Albrecht Durer: The Knight, Death and the Devil

The Knight, Death and the Devil by Albrecht Durer



The terrain was monotonous—a never-ending expanse of dazzling snow, occasionally relieved by a clump of stunted firs—so the knight’s first thought, when he spotted something so out-of-place, lying directly in his path, was that he had lost his mind, and was seeing something that was not there.

“Whoa, Greymist,” he commanded, bringing his horse to a stop.

The knight dismounted, and inspected the incongruous object.

“Strange,” he muttered.

It was a pretty carpet bag, such as a fine lady might carry when travelling.

The knight raised his visor, and scanned the snowy ground. The only tracks in sight were his own, yet the snow was at least a week old, and—from the condition of the woollen tapestry and the fine, leather handles—he did not think the bag had been lying in the open for more than a few days. He set down his lance and, unsheathing his sword, poked the bag gingerly—fearing, perhaps, that its Faery owner might suddenly appear to scold him...

Nothing happened.

The knight slipped the point of his sword through the handles and lifted the bag.

It was so light, he was sure it must be empty, but he pulled off his gauntlet and felt inside, and his bare fingers found something cold and hard; he pulled out a brass oil lamp.

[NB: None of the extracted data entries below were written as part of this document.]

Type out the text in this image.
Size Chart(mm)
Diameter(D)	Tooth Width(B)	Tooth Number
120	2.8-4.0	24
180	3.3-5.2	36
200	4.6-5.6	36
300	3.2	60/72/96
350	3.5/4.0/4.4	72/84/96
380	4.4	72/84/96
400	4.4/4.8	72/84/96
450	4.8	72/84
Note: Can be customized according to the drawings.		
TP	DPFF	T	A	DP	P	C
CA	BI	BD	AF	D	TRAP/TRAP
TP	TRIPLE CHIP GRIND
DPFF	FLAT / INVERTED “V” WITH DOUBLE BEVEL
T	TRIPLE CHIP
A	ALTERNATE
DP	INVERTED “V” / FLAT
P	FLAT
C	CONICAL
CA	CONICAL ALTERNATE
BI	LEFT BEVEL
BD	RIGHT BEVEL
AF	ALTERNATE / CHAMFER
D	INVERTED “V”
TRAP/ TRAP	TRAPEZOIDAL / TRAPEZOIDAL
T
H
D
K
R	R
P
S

It was an exquisite thing, lavishly decorated with leaves of a deep, red-orange enamel, and set with acorns carved from bright yellow amber, and the knight, who had seen nothing beautiful in a very long time, regarded it wistfully.

Its owner will want this back, he thought.

But then it came to him that, when he reached the next town, he might sell the lamp for a healthy sum and, with the money, buy himself food and shelter and—more importantly—information...

And that made up his mind.

He dropped the carpet bag, stowed the lamp in his own travelling pack, and continued on his way.